Quando o artista é obrigado a tocar antigos sucessos, a turma já reclama, “ai, só toca essas velharias”. Quando toca algo novo, inédito, é outro horror: “Mas que porcaria é essa? Cadê o som que eu gostava?” É claro que às vezes o novo não é lá essas coisas — eu mesmo já ouvi umas músicas que me fizeram pensar se o microfone não estava ligado pra captar o som ambiente — mas muitas vezes é só preguiça do fã em abrir a mente para o novo.

E olha, uso o termo fã, mas será que isso é fã mesmo? Ou “Maria vai com as outras” que só repete o que o coleguinha da internet falou? Porque, convenhamos, fã que é fã não deveria ser tão facilmente manipulável — e sim capaz de rir do próprio ídolo, afinal, ninguém é santo, nem o João Gilberto, que deve ser o cara mais sisudo da face da terra, mas tenho quase certeza que em casa ele deve rir de alguma piada besta, mesmo que só por educação.

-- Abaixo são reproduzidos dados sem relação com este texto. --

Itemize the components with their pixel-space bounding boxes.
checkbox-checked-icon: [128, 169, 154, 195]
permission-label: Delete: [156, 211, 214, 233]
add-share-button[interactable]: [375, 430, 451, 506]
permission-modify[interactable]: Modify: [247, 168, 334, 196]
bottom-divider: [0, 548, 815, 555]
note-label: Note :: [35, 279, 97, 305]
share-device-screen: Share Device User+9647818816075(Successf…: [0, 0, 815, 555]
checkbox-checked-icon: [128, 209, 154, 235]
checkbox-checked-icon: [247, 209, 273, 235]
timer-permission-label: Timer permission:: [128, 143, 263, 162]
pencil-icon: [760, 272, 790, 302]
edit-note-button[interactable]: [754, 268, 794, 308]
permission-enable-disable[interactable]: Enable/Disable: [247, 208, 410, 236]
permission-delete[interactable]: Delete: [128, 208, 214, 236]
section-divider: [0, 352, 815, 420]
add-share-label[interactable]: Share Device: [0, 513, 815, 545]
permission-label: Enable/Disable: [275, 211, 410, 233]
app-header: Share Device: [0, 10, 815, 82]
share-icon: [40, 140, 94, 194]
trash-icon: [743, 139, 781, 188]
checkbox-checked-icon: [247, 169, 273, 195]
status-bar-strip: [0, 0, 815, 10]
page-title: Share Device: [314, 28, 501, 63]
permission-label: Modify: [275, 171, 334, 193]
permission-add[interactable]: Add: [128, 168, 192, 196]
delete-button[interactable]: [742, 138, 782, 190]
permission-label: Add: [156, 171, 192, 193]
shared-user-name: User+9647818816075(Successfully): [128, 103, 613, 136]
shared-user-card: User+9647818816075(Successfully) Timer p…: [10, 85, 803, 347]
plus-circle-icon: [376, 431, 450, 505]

Pense no fã do Los Hermanos, por exemplo — essa galera que disputa com os do Legião Urbana e Raul Seixas o título de fã mais “cru” do país. Já pensou o que seria ver o Marcelo Camelo rindo com o Amarante falando de churrasco, papo furado, essas coisas mundanas? Seria o fim do mito, o apocalipse da seriedade da banda!

Ontem, por exemplo, a vítima da vez foi a cantora Tiê. Um pouco tímida, sim, mas que soltou um lado dela que poucos conhecem. Jô, com seu jeito quase paternal, foi puxando as curiosidades da cantora como quem caça marimbondo com vara curta: devagar, com jeitinho, mas sem deixar escapar nada. Aí vem os fãs, que já sabem tudo — ou acham que sabem — e querem ouvir só a mesma ladainha de sempre, como se eles fossem os donos da verdade.

E não adianta: o fã morre de medo de que a imagem do ídolo se quebre, que o “mito” vire gente como a gente — que, aliás, é exatamente o que o programa do Jô tenta mostrar. Tem também o fã enciumado, que fica bravo porque o artista que ele jurava exclusivo está agora na boca do povo, depois de aparecer num programa que tem audiência. Claro, o fã legítimo é aquele que estava lá desde a fase underground, antes do artista ter site, blog, Twitter e até canal no TikTok.

Agora, vamos combinar: a internet revolucionou tudo, isso é fato. Mas muitos artistas ainda não sacaram que, por mais que o YouTube e Spotify ajudem a espalhar o som, o alcance popular só vem mesmo pela velha e boa TV e rádio. A internet é um reflexo disso, uma espécie de espelho onde a gente procura o que viu no outro meio. Mallu Magalhães, por exemplo, bombou no MySpace, mas só virou fenômeno nacional depois que apareceu no Jô e no Faustão — isso para o bem e para o mal, claro.

No fim das contas, o artista que acha que pode viver só da internet está meio enganado. O melhor é usar a rede como uma ferramenta a mais, um atalho para se conectar com o público, mas jamais esquecer que ainda tem muita gente que prefere sentar no sofá, ligar a TV e ver um programa na boa, sem precisar ficar mudando de aba no navegador.